I spent the (unexpectedly long) weekend on a small Cornish island nature reserve where my sister is assistant warden. Downtime is good, but now I’m very much back in action, with a long list of things to do and slightly more time to do it in.
One change I’ve just made to the way I work is that I’ve ditched Gmail in favour of Mozilla Thunderbird as my email interface. I’m still using Gmail’s servers (largely so I have a backup with a nice web interface that I can use when I don’t have my laptop), but using Thunderbird allows me to file mail how I want it. Gmail’s constant stream of messages with only the search box and labels as a filing mechanism just doesn’t work for me; I need more order.
This is an important lesson. Labels are effectively tags, and you can click on labels as if they were folders to get a filtered view, but I find for mail messages the folder metaphor works better for me. I’m disinclined to use the filtered views when I see unread mail in the main window, and as a result I have a horrible tendency to read mail, think I’ll come back to it later, and never look at it again. Thunderbird – or any software mail client – allows you to keep something in the inbox until you’ve dealt with it, and then file it away appropriately. That, for me, leads to a more efficient way of working.
Which isn’t to say that tags aren’t useful in this context; it’d be handy for me to be able to search across folders on the keyword ‘elgg’, for obvious reasons. I might have a folder for the development mailing list, another one for discussions with Dave, and so on, but there are likely times when I want to see all of these messages grouped together.

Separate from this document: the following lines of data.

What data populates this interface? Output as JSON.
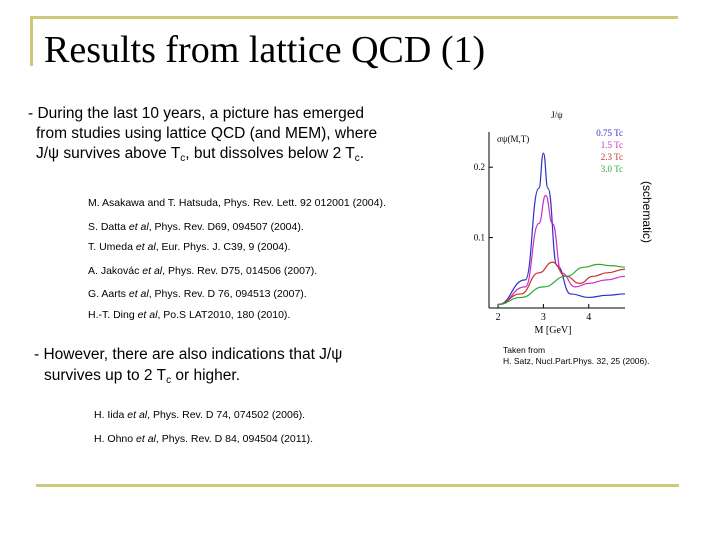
{
  "slide": {
    "title": "Results from lattice QCD (1)"
  },
  "main": {
    "line1": "- During the last 10 years, a picture has emerged",
    "line2": "from studies using lattice QCD (and MEM), where",
    "line3_pre": "J/ψ survives above T",
    "line3_sub": "c",
    "line3_mid": ", but dissolves below 2 T",
    "line3_sub2": "c",
    "line3_end": "."
  },
  "references": [
    {
      "pre": "M. Asakawa and T. Hatsuda, Phys. Rev. Lett. 92 012001 (2004).",
      "etal": "",
      "post": ""
    },
    {
      "pre": "S. Datta ",
      "etal": "et al",
      "post": ", Phys. Rev. D69, 094507 (2004)."
    },
    {
      "pre": "T. Umeda ",
      "etal": "et al",
      "post": ", Eur. Phys. J. C39, 9 (2004)."
    },
    {
      "pre": "A. Jakovác ",
      "etal": "et al",
      "post": ", Phys. Rev. D75, 014506 (2007)."
    },
    {
      "pre": "G. Aarts ",
      "etal": "et al",
      "post": ", Phys. Rev. D 76, 094513 (2007)."
    },
    {
      "pre": "H.-T. Ding ",
      "etal": "et al",
      "post": ", Po.S LAT2010, 180 (2010)."
    }
  ],
  "second": {
    "line1": "- However, there are also indications that J/ψ",
    "line2_pre": "survives up to 2 T",
    "line2_sub": "c",
    "line2_end": " or higher."
  },
  "references2": [
    {
      "pre": "H. Iida ",
      "etal": "et al",
      "post": ", Phys. Rev. D 74, 074502 (2006)."
    },
    {
      "pre": "H. Ohno ",
      "etal": "et al",
      "post": ", Phys. Rev. D 84, 094504 (2011)."
    }
  ],
  "figure": {
    "side_label": "(schematic)",
    "caption_line1": "Taken from",
    "caption_line2": "H. Satz, Nucl.Part.Phys. 32, 25 (2006)."
  },
  "chart_data": {
    "type": "line",
    "title": "J/ψ",
    "ylabel": "σψ(M,T)",
    "xlabel": "M [GeV]",
    "xlim": [
      1.8,
      4.8
    ],
    "ylim": [
      0,
      0.25
    ],
    "xticks": [
      "2",
      "3",
      "4"
    ],
    "yticks": [
      "0.1",
      "0.2"
    ],
    "series": [
      {
        "name": "0.75 Tc",
        "color": "#3030c8",
        "x": [
          2.0,
          2.6,
          2.9,
          3.0,
          3.1,
          3.3,
          3.6,
          4.0,
          4.4,
          4.8
        ],
        "values": [
          0.005,
          0.04,
          0.17,
          0.22,
          0.17,
          0.06,
          0.02,
          0.015,
          0.018,
          0.02
        ]
      },
      {
        "name": "1.5 Tc",
        "color": "#c830c8",
        "x": [
          2.0,
          2.6,
          2.9,
          3.05,
          3.2,
          3.4,
          3.7,
          4.0,
          4.4,
          4.8
        ],
        "values": [
          0.005,
          0.03,
          0.12,
          0.16,
          0.12,
          0.05,
          0.03,
          0.035,
          0.04,
          0.045
        ]
      },
      {
        "name": "2.3 Tc",
        "color": "#c83030",
        "x": [
          2.0,
          2.5,
          2.9,
          3.2,
          3.5,
          3.8,
          4.1,
          4.4,
          4.8
        ],
        "values": [
          0.005,
          0.02,
          0.05,
          0.065,
          0.045,
          0.035,
          0.045,
          0.05,
          0.055
        ]
      },
      {
        "name": "3.0 Tc",
        "color": "#30a830",
        "x": [
          2.0,
          2.5,
          3.0,
          3.5,
          3.9,
          4.2,
          4.5,
          4.8
        ],
        "values": [
          0.005,
          0.015,
          0.03,
          0.045,
          0.058,
          0.062,
          0.06,
          0.058
        ]
      }
    ]
  }
}
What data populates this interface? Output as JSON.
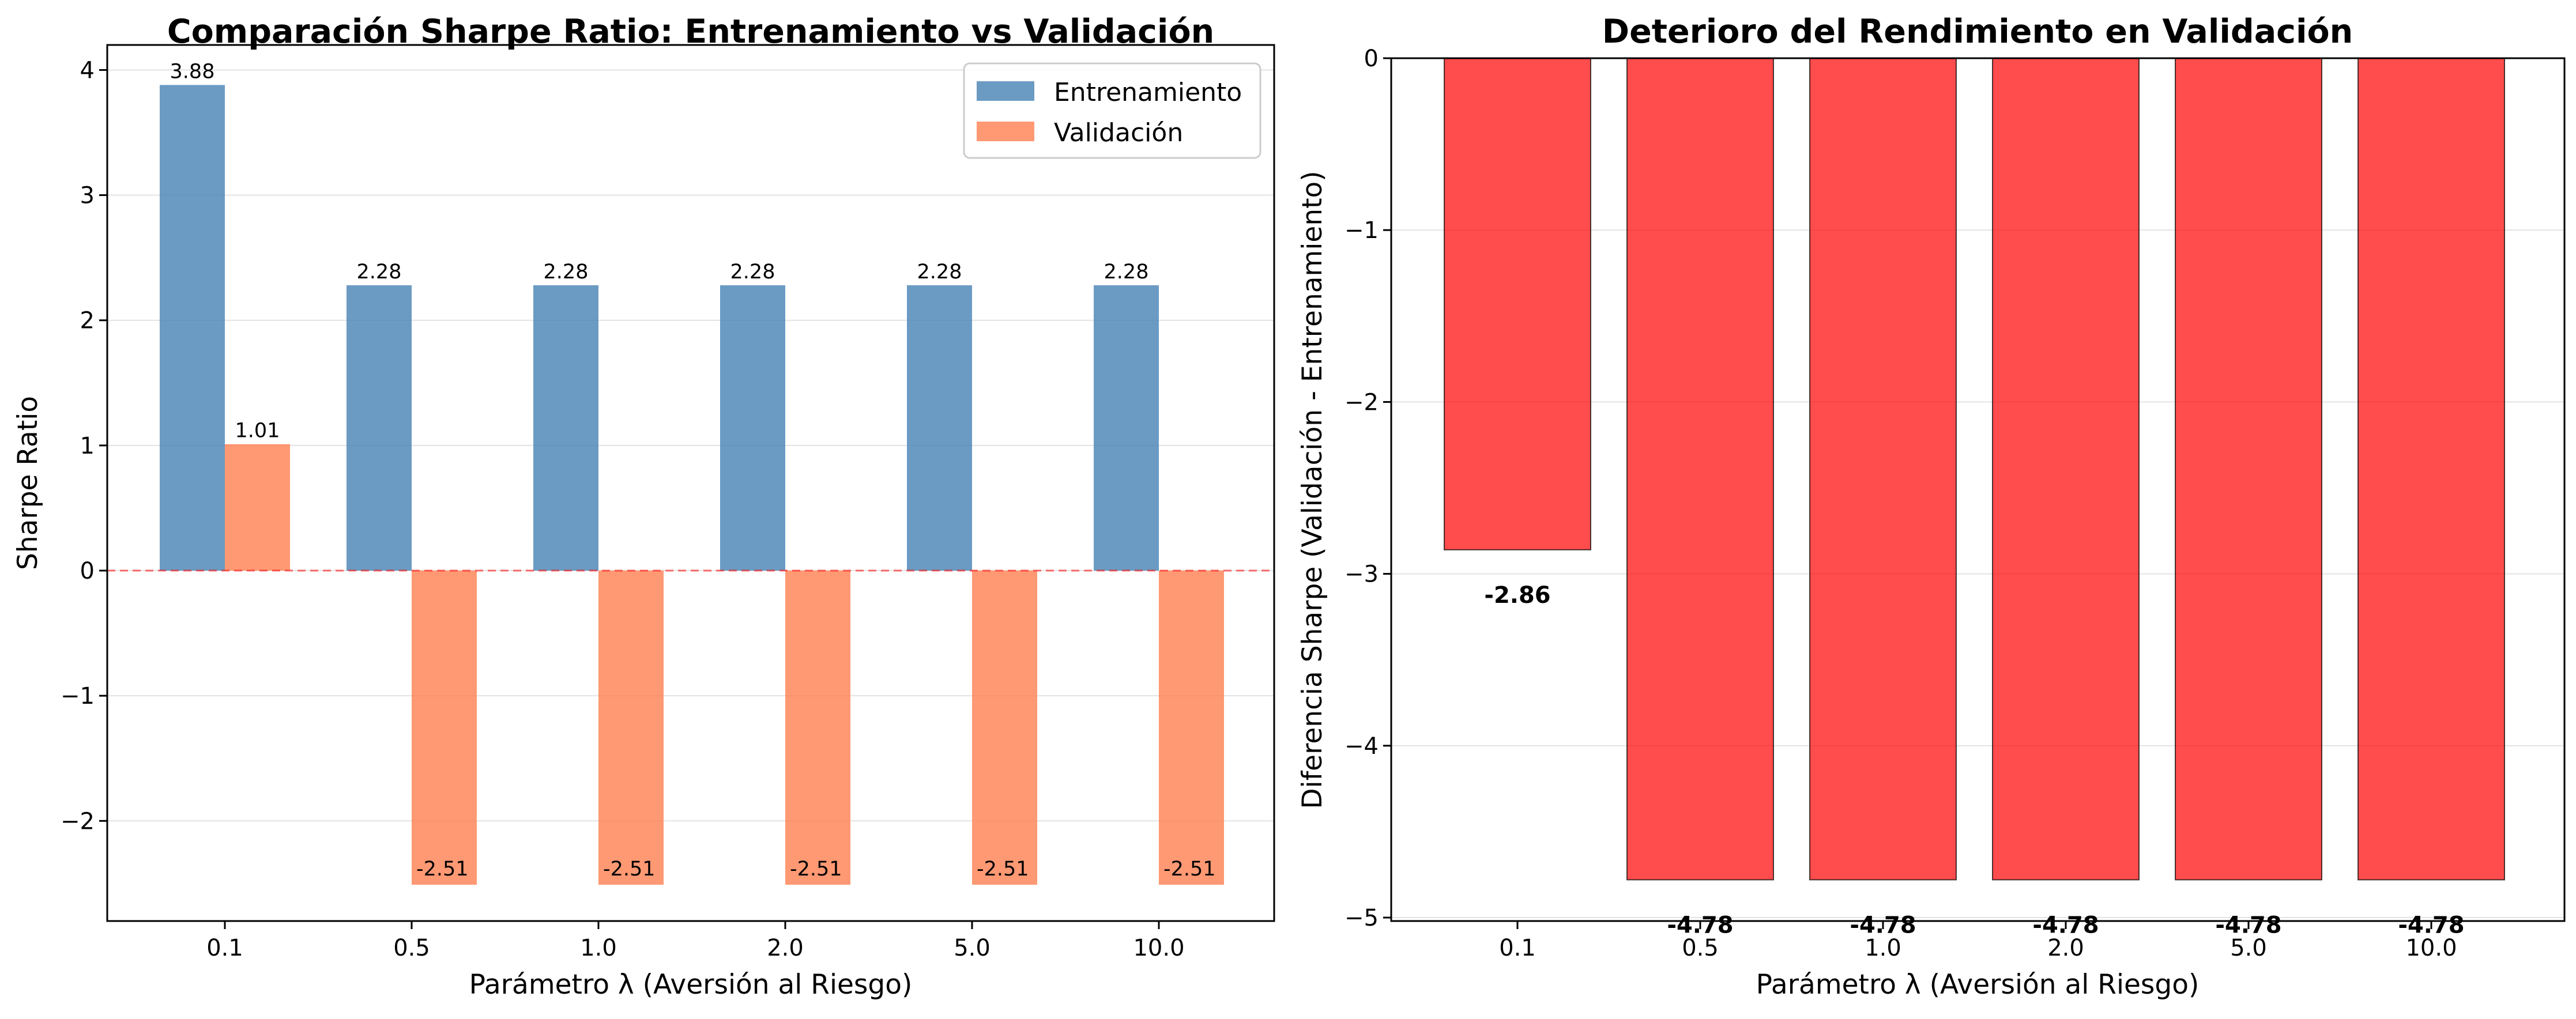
{
  "chart_data": [
    {
      "type": "bar",
      "title": "Comparación Sharpe Ratio: Entrenamiento vs Validación",
      "xlabel": "Parámetro λ (Aversión al Riesgo)",
      "ylabel": "Sharpe Ratio",
      "categories": [
        "0.1",
        "0.5",
        "1.0",
        "2.0",
        "5.0",
        "10.0"
      ],
      "series": [
        {
          "name": "Entrenamiento",
          "values": [
            3.88,
            2.28,
            2.28,
            2.28,
            2.28,
            2.28
          ],
          "labels": [
            "3.88",
            "2.28",
            "2.28",
            "2.28",
            "2.28",
            "2.28"
          ],
          "color": "#4682b4"
        },
        {
          "name": "Validación",
          "values": [
            1.01,
            -2.51,
            -2.51,
            -2.51,
            -2.51,
            -2.51
          ],
          "labels": [
            "1.01",
            "-2.51",
            "-2.51",
            "-2.51",
            "-2.51",
            "-2.51"
          ],
          "color": "#ff7f50"
        }
      ],
      "ylim": [
        -2.8,
        4.2
      ],
      "yticks": [
        -2,
        -1,
        0,
        1,
        2,
        3,
        4
      ],
      "ytick_labels": [
        "−2",
        "−1",
        "0",
        "1",
        "2",
        "3",
        "4"
      ],
      "reference_line": {
        "y": 0,
        "color": "#ff0000",
        "style": "dashed"
      },
      "grid": "horizontal",
      "legend": "top-right"
    },
    {
      "type": "bar",
      "title": "Deterioro del Rendimiento en Validación",
      "xlabel": "Parámetro λ (Aversión al Riesgo)",
      "ylabel": "Diferencia Sharpe (Validación - Entrenamiento)",
      "categories": [
        "0.1",
        "0.5",
        "1.0",
        "2.0",
        "5.0",
        "10.0"
      ],
      "values": [
        -2.86,
        -4.78,
        -4.78,
        -4.78,
        -4.78,
        -4.78
      ],
      "labels": [
        "-2.86",
        "-4.78",
        "-4.78",
        "-4.78",
        "-4.78",
        "-4.78"
      ],
      "color": "#ff0000",
      "ylim": [
        -5.02,
        0
      ],
      "yticks": [
        -5,
        -4,
        -3,
        -2,
        -1,
        0
      ],
      "ytick_labels": [
        "−5",
        "−4",
        "−3",
        "−2",
        "−1",
        "0"
      ],
      "grid": "horizontal"
    }
  ]
}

My thinking, then, is that tagging should sit alongside other sorting mechanisms, but generally isn’t enough as a replacement. That doesn’t mean I’ve suddenly started believing in top-down ontologies as dictated by institutions (except in very specific cases); I don’t. Users must control the way their data is stored. But part of this is for people to use the method that best suits them, and I think there’s room for many approaches.